Particularly in fertility treatment studies, the methodological quality is very important for the application in evidence-based medicine and systematic reviews. Nevertheless errors and omissions occur in these studies regularly. In this article an overview has been given of the most appearing statistical flaws. The seriousness and the impact of these flaws differ per study. A certain study even wrongly rejected the null hypothesis with respect to the most important reported parameter. The flaws that were identified put therefore doubts at the conclusions of these specific studies. It is of utmost importance that when studies are being registered and set up, the primary and secondary endpoints should be fixed. Also power calculations must be discussed. The correct application of medical statistics in reproduction studies is very important, but unfortunately in practice, it is not always conducted well. Although, it is not incorrect to publish a case-series or comparative cohort study of an intervention, even though the design is not as strong as a randomized controlled trial (RCT), the study cannot be interpreted with the same causal inference. RCT is the gold standard for evaluating the effectiveness/ efficacy of interventions. All other study designs where no random sequence generation is used are at risk of bias, leading us away from drawing correct conclusions from the studies.

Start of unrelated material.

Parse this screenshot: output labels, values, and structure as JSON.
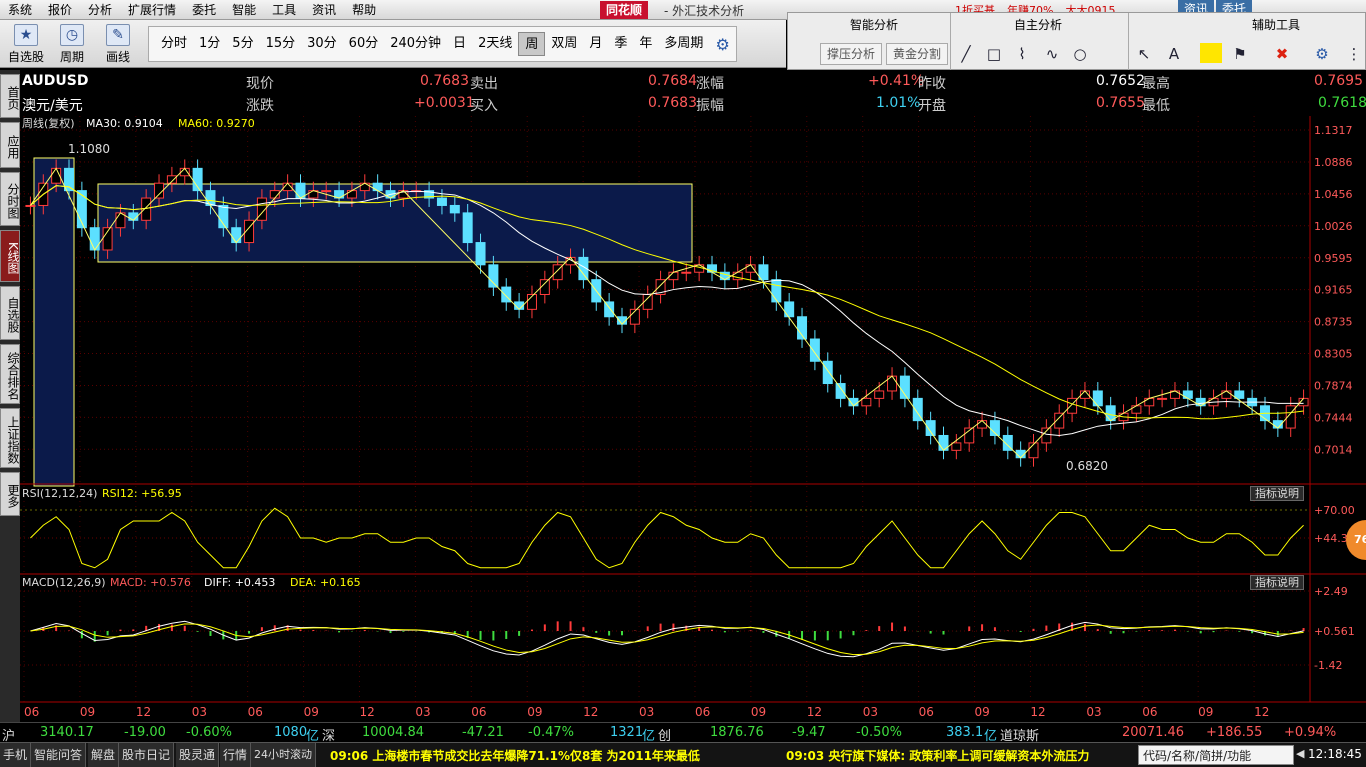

Previous authors, such as Barlow (2003) Dickey (2003), Salim Daya (2003), Vail and Gardener (2003) and Arce et al. (2005), have addressed some of the above issues mentioned above. Current study has reconfirmed that statistical flaws still occur in recent studies. Methodological flaws in the study design compromise the internal and external validity of the results and conclusions. A plea is made to implement the publication of peer-reviewed study protocols before embarking on a trial to increase the quality of the studies on fertility treatment. In order for studies to be analysed correctly, researchers should receive post-academic courses on statistical theory and design and analysis of studies. Clinical trials are to be registered with one of the International Committees of Medical Journal Editors’ recognised trial registers at the time of their inception. This registration process should include defining the type of statistical analysis to be used for that specific trial as well as the registration of the power analysis. Journals are advised to focus more on the statistical soundness of submitted papers, and should perhaps by default send each accepted manuscript to a specialised reviewer for analysis of the statistical soundness of that specific study. Reviewers should be trained to identify possible errors in the study design and statistical analysis in submitted manuscripts. A combination of such actions might help to reduce the occurrence of statistical flaws in research and will hence result in the publication of solid research papers.